Rechtbank

Als je mij zo’n tien jaar geleden had verteld dat ik op mijn dertigste al diverse malen voor de rechter zou hebben gestaan, had ik je vierkant uitgelachen. Op het sporadisch pikken van een snoepje en af en toe teveel kletsen in de klas na ben ik namelijk altijd een uiterst brave Hendrik(a) geweest. Wat zou iemand als ik in vredesnaam in een rechtbank te zoeken hebben?

Inmiddels zijn we jaren verder en heb ik toch echt al zeer regelmatig het Paleis van Justitie van binnen mogen bewonderen. Niet omdat ik de wet had overtreden, maar simpelweg omdat ik pleegmoeder ben. Onder bepaalde voorwaarden worden pleegouders als “belanghebbenden” in rechtszaken aangemerkt, omdat zij direct bij het kind betrokken zijn en gevolgen van de zaak en de uitspraak zullen ondervinden. Zodoende werden wij al diverse malen opgeroepen om aanwezig te zijn bij een zitting, bijvoorbeeld wanneer bepaald moest worden of de uithuisplaatsing van Vera al dan niet verlengd moest worden. 

Vooral de eerste paar keren vond ik het verschrikkelijk spannend en was ik bloednerveus. Allerlei vragen spookten vooraf door mijn hoofd: hoe zouden ouders zich opstellen? Wat zou hun advocaat te zeggen hebben? Had de gezinsvoogd zich wel goed voorbereid? Wat moest ík vertellen als mij iets zou worden gevraagd? Maar ook: met welke titel wordt een rechter eigenlijk aangesproken? Wanneer moet ik gaan staan en waar moeten wij eigenlijk gaan zitten? En natuurlijk immer het terugkerende vraagstuk: help, wat moet ik in godsnaam aantrekken??

Ik ben blij dat ik intussen de gang van zaken heb leren kennen. Ik weet waar we terecht kunnen om te vragen in welke zaal we worden verwacht, nadat we onder het detectiepoortje door zijn gelopen en gefouilleerd zijn. Ik weet dat ouders minstens net zo zenuwachtig zullen zijn als wijzelf en dat het gezamenlijk wachten tot we geroepen worden dus altijd een ongemakkelijke situatie zal zijn. Ik weet dat we niet zelf hoeven te bedenken waar we moeten gaan zitten, maar dat de bode ons een plekje toe zal wijzen.
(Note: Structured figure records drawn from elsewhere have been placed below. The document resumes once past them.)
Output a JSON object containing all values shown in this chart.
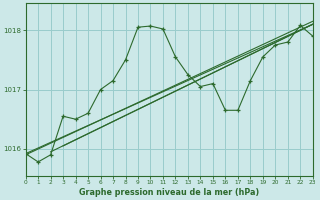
{
  "background_color": "#cce8e8",
  "plot_bg_color": "#cce8e8",
  "grid_color": "#99cccc",
  "line_color": "#2d6a2d",
  "xlim": [
    0,
    23
  ],
  "ylim": [
    1015.55,
    1018.45
  ],
  "yticks": [
    1016,
    1017,
    1018
  ],
  "xticks": [
    0,
    1,
    2,
    3,
    4,
    5,
    6,
    7,
    8,
    9,
    10,
    11,
    12,
    13,
    14,
    15,
    16,
    17,
    18,
    19,
    20,
    21,
    22,
    23
  ],
  "xlabel": "Graphe pression niveau de la mer (hPa)",
  "trend1_x": [
    0,
    23
  ],
  "trend1_y": [
    1015.9,
    1018.15
  ],
  "trend2_x": [
    0,
    23
  ],
  "trend2_y": [
    1015.92,
    1018.1
  ],
  "trend3_x": [
    2,
    23
  ],
  "trend3_y": [
    1015.95,
    1018.1
  ],
  "trend4_x": [
    3,
    23
  ],
  "trend4_y": [
    1016.05,
    1018.1
  ],
  "jagged_x": [
    0,
    1,
    2,
    3,
    4,
    5,
    6,
    7,
    8,
    9,
    10,
    11,
    12,
    13,
    14,
    15,
    16,
    17,
    18,
    19,
    20,
    21,
    22,
    23
  ],
  "jagged_y": [
    1015.92,
    1015.78,
    1015.9,
    1016.55,
    1016.5,
    1016.6,
    1017.0,
    1017.15,
    1017.5,
    1018.05,
    1018.07,
    1018.02,
    1017.55,
    1017.25,
    1017.05,
    1017.1,
    1016.65,
    1016.65,
    1017.15,
    1017.55,
    1017.75,
    1017.8,
    1018.08,
    1017.9
  ]
}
Ik weet dat de rechter elke keer weer uitspreekt blij te zijn dat wij als pleegouders zijn gekomen, en dat er een aantal vragen aan ons zullen worden gesteld. Ik weet dat het me lukt om, soms met een stem die ietwat trilt van nervositeit, te vertellen hoe het met Vera gaat binnen ons gezin en wat haar krachten en kwetsbaarheden zijn. Ik weet dat ik een rechter gewoon mag aanspreken met “meneer” of “mevrouw”. En tenslotte is het me tot nu toe iedere keer, na wat getwijfel en gedraal voor de kledingkast, gelukt om een voor de gelegenheid geschikte outfit uit te kiezen. 
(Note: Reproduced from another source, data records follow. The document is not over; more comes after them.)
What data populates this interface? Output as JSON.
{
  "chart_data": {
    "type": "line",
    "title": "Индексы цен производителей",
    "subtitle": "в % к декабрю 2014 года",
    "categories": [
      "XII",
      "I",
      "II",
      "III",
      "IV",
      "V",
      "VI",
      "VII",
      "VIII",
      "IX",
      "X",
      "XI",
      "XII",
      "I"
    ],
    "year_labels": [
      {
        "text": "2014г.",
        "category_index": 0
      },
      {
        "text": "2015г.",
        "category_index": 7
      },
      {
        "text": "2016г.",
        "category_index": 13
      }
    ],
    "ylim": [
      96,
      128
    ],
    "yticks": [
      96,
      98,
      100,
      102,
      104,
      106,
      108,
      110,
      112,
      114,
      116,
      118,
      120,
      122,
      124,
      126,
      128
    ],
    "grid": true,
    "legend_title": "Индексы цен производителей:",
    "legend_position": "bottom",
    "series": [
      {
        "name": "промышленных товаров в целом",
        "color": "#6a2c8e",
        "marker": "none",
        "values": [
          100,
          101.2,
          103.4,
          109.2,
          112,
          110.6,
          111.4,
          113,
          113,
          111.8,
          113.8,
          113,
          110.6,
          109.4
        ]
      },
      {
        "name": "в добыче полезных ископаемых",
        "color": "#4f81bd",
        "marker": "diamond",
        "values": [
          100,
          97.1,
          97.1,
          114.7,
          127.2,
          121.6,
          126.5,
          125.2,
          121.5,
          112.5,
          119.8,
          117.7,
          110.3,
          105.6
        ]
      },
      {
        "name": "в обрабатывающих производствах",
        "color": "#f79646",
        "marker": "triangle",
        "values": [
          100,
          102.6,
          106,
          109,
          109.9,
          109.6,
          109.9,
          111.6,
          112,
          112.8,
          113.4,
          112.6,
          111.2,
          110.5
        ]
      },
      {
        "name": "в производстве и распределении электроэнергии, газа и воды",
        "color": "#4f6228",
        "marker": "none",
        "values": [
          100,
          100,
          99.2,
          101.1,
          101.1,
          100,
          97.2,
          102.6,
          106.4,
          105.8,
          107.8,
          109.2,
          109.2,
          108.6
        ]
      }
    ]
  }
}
Desondanks blijft ik het een vreemde gewaarwording vinden: ik, brave Hendrika, in een heuse rechtszaal. Tot mijn grote opluchting ligt de tijd van frequente rechtszaken achter ons. Voor zowel Thomas als Vera is het duidelijk dat ze bij ons thuis zullen opgroeien. Er is rust, maar wellicht niet voor lang. Want de aanvraag voor de pleegoudervoogdij over Thomas ligt inmiddels bij de griffier, en het zou kunnen dat er een zitting komt hierover. Gelukkig zal deze zaak een stuk minder beladen aanvoelen, omdat alle partijen het in dit geval roerend eens zijn over de ingezette plannen. 
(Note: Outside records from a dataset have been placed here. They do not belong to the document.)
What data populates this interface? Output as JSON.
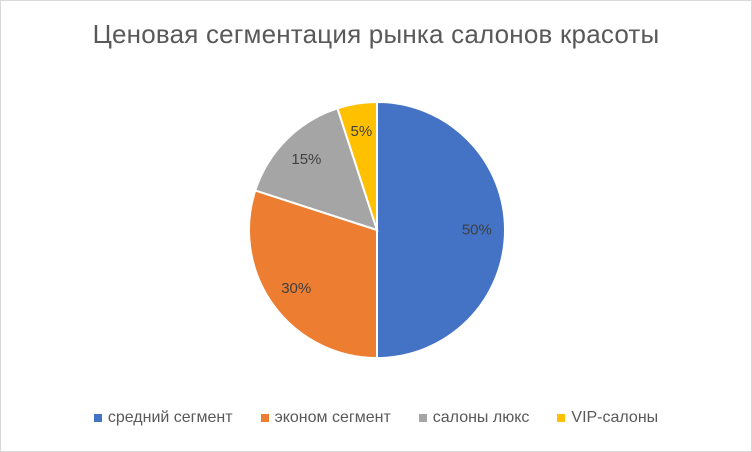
{
  "chart_data": {
    "type": "pie",
    "title": "Ценовая сегментация рынка салонов красоты",
    "categories": [
      "средний сегмент",
      "эконом сегмент",
      "салоны люкс",
      "VIP-салоны"
    ],
    "values": [
      50,
      30,
      15,
      5
    ],
    "data_labels": [
      "50%",
      "30%",
      "15%",
      "5%"
    ],
    "colors": [
      "#4472c4",
      "#ed7d31",
      "#a5a5a5",
      "#ffc000"
    ],
    "legend_position": "bottom",
    "start_angle": "top, clockwise"
  }
}
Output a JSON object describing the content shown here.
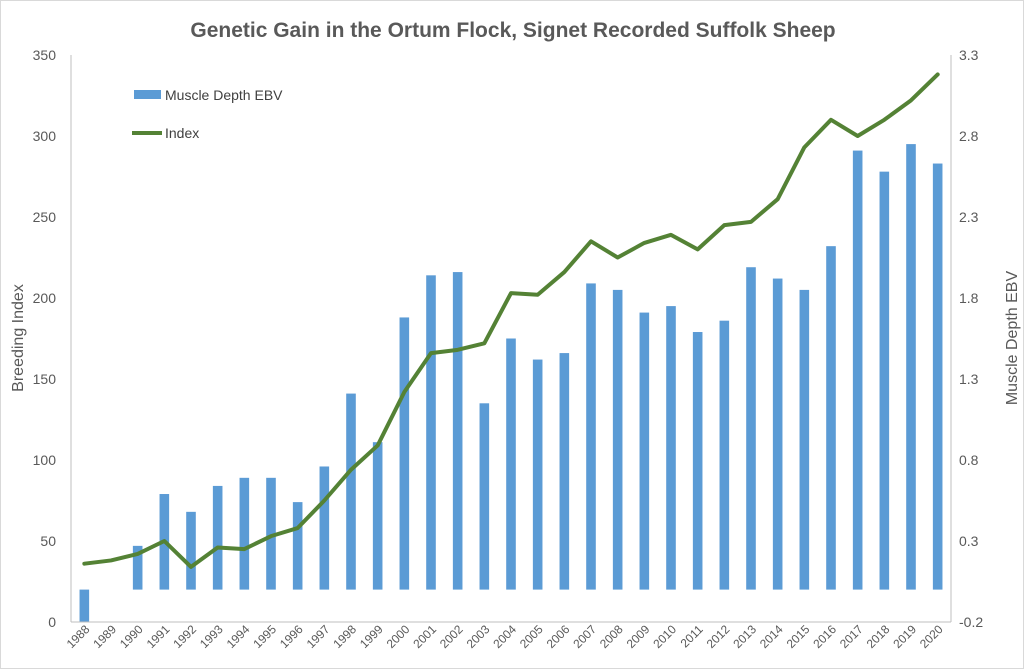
{
  "chart_data": {
    "type": "bar",
    "title": "Genetic Gain in the Ortum Flock, Signet Recorded Suffolk Sheep",
    "xlabel": "",
    "ylabel": "Breeding Index",
    "y2label": "Muscle Depth EBV",
    "categories": [
      "1988",
      "1989",
      "1990",
      "1991",
      "1992",
      "1993",
      "1994",
      "1995",
      "1996",
      "1997",
      "1998",
      "1999",
      "2000",
      "2001",
      "2002",
      "2003",
      "2004",
      "2005",
      "2006",
      "2007",
      "2008",
      "2009",
      "2010",
      "2011",
      "2012",
      "2013",
      "2014",
      "2015",
      "2016",
      "2017",
      "2018",
      "2019",
      "2020"
    ],
    "ylim": [
      0,
      350
    ],
    "yticks": [
      "0",
      "50",
      "100",
      "150",
      "200",
      "250",
      "300",
      "350"
    ],
    "y2lim": [
      -0.2,
      3.3
    ],
    "y2ticks": [
      "-0.2",
      "0.3",
      "0.8",
      "1.3",
      "1.8",
      "2.3",
      "2.8",
      "3.3"
    ],
    "legend_position": "top-left",
    "grid": false,
    "series": [
      {
        "name": "Muscle Depth EBV",
        "type": "bar",
        "axis": "right",
        "color": "#5b9bd5",
        "values": [
          -0.2,
          null,
          0.27,
          0.59,
          0.48,
          0.64,
          0.69,
          0.69,
          0.54,
          0.76,
          1.21,
          0.91,
          1.68,
          1.94,
          1.96,
          1.15,
          1.55,
          1.42,
          1.46,
          1.89,
          1.85,
          1.71,
          1.75,
          1.59,
          1.66,
          1.99,
          1.92,
          1.85,
          2.12,
          2.71,
          2.58,
          2.75,
          2.63
        ]
      },
      {
        "name": "Index",
        "type": "line",
        "axis": "left",
        "color": "#548235",
        "values": [
          36,
          38,
          42,
          50,
          34,
          46,
          45,
          53,
          58,
          75,
          94,
          109,
          142,
          166,
          168,
          172,
          203,
          202,
          216,
          235,
          225,
          234,
          239,
          230,
          245,
          247,
          261,
          293,
          310,
          300,
          310,
          322,
          338
        ]
      }
    ]
  }
}
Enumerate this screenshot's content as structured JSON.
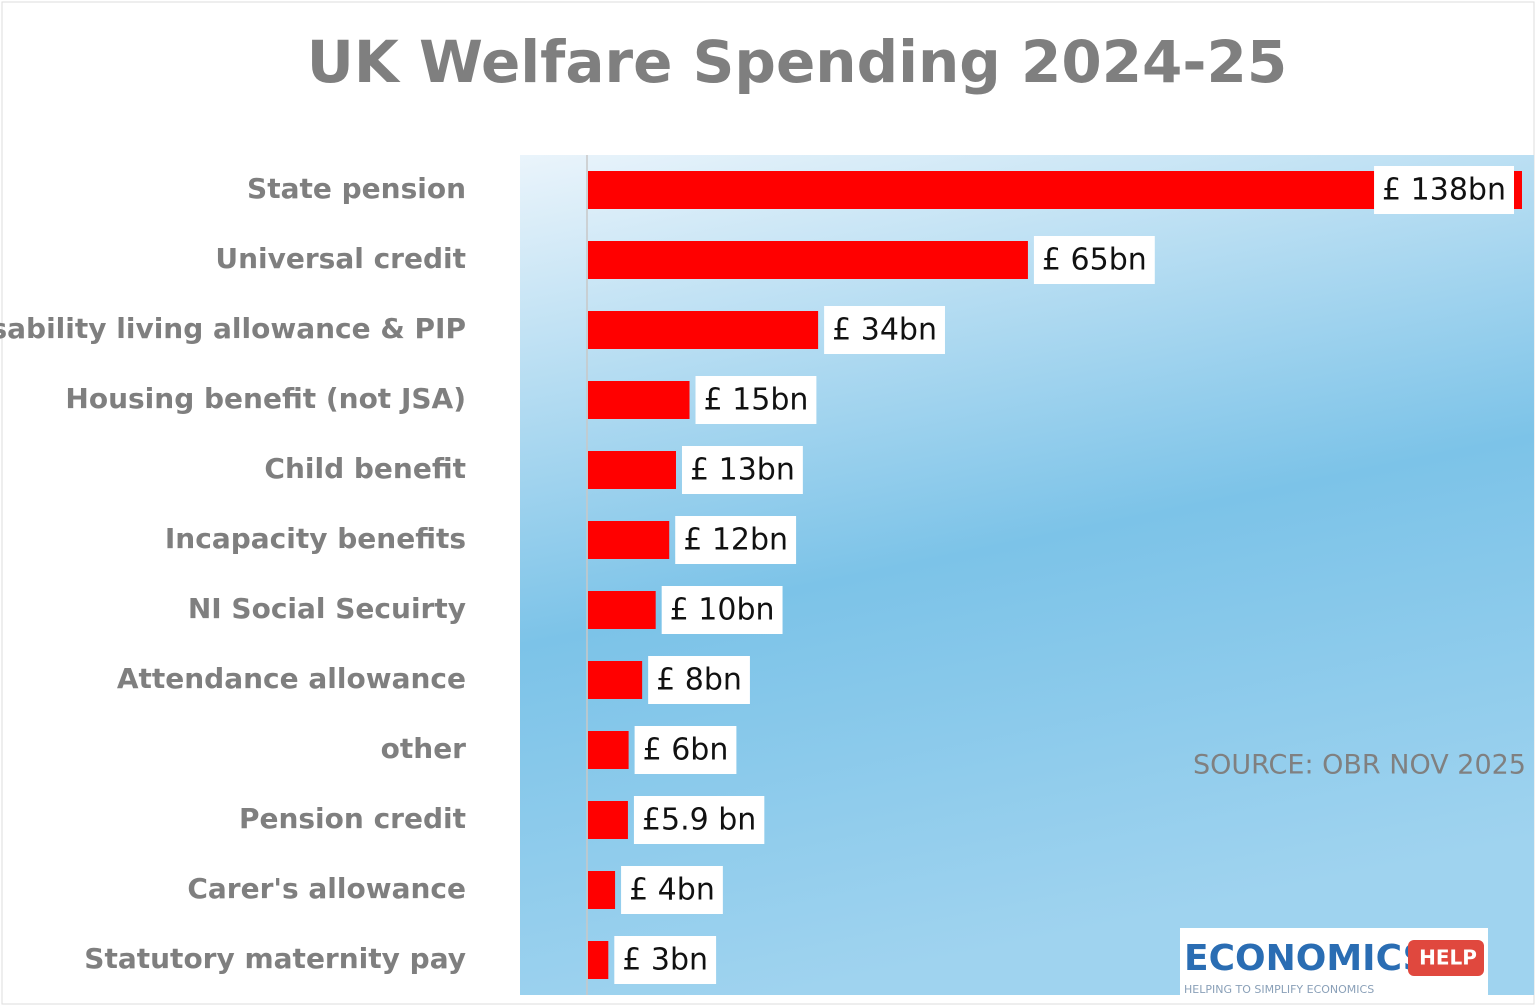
{
  "chart_data": {
    "type": "bar",
    "orientation": "horizontal",
    "title": "UK Welfare Spending 2024-25",
    "categories": [
      "State pension",
      "Universal credit",
      "Disability living allowance & PIP",
      "Housing benefit (not JSA)",
      "Child benefit",
      "Incapacity benefits",
      "NI Social Secuirty",
      "Attendance allowance",
      "other",
      "Pension credit",
      "Carer's allowance",
      "Statutory maternity pay"
    ],
    "values": [
      138,
      65,
      34,
      15,
      13,
      12,
      10,
      8,
      6,
      5.9,
      4,
      3
    ],
    "value_labels": [
      "£ 138bn",
      "£ 65bn",
      "£ 34bn",
      "£ 15bn",
      "£ 13bn",
      "£ 12bn",
      "£ 10bn",
      "£ 8bn",
      "£ 6bn",
      "£5.9 bn",
      "£ 4bn",
      "£ 3bn"
    ],
    "color": "#ff0000",
    "source": "SOURCE: OBR NOV 2025"
  },
  "logo": {
    "name": "ECONOMICS",
    "badge": "HELP",
    "tagline": "HELPING TO SIMPLIFY ECONOMICS"
  }
}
En mocht ik onverhoopt tegen die tijd nou toch ontzettend zenuwachtig worden, dan beeld ik me bij het detectiepoortje gewoon acuut een ontspannen vakantiegevoel op een vrolijk vliegveld in, en gebruik ik mijn eeuwige garderobegetwijfel nog maar een keertje als hét uitgelezen excuus om weer eens uitgebreid voor mezelf te gaan shoppen!